A weekend ago, AWS had some service outages. Here are some technical details on how we handled the outage:
# FlyData buffers your data and retries until it loads successfully
We noticed the outage when our monitoring systems started alerting us, but we did not lose any data for our customers, and completed loading data to each customer’s Redshift clusters after AWS recovered. This is how we handle AWS outages on our SaaS backend:
1. Buffer after fetching from MySQL data source to multiple endpoints
Once we fetch the data from the MySQL binary log, FlyData will buffer the data to multiple endpoints, immediately. This means that even if our data server instances go down, we won’t lose any data. Everytime we process, we tag each piece of data that comes through, so that we can make sure the data is consistent between the source and destination.
2. Retry until the next component receives the data successfully
Our internal system is separated into layers. Each layer does some data processing before sending to the final destination, the Redshift cluster.
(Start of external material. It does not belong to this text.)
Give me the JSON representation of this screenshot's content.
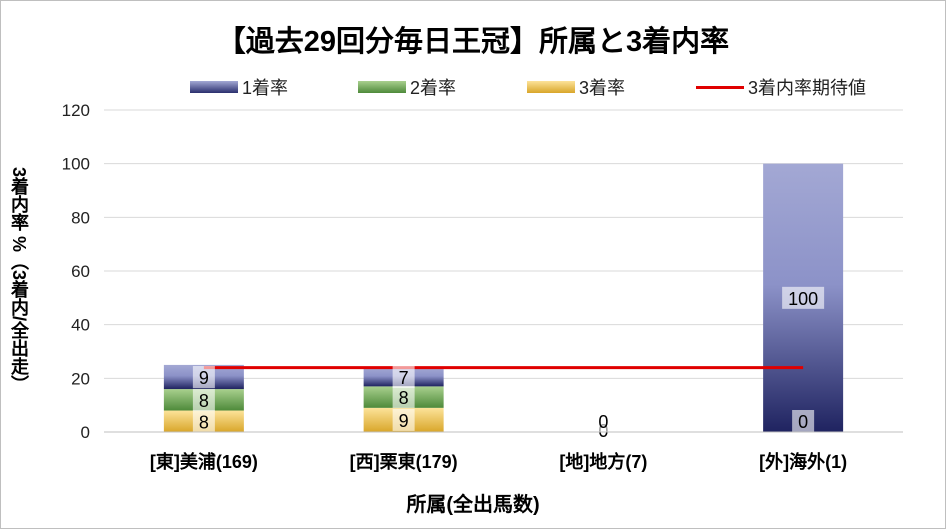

Since each layer has the retry logic built in, we can ensure that each process maintains the integrity of the data along the data path. This also means that if a Redshift cluster is down for whatever reason, we will continue to retry and load. Once the cluster becomes available again, the data will flow without any issues.
# FlyData helps make your life easier
So what does this mean for you? You won’t need to wake up in the middle of the night for an AWS outage if you’re using FlyData! We automatically recover your data upload process without issues, even after an outage occurs. Our service can help ease the burden of using Redshift by providing an end-to-end data integration process.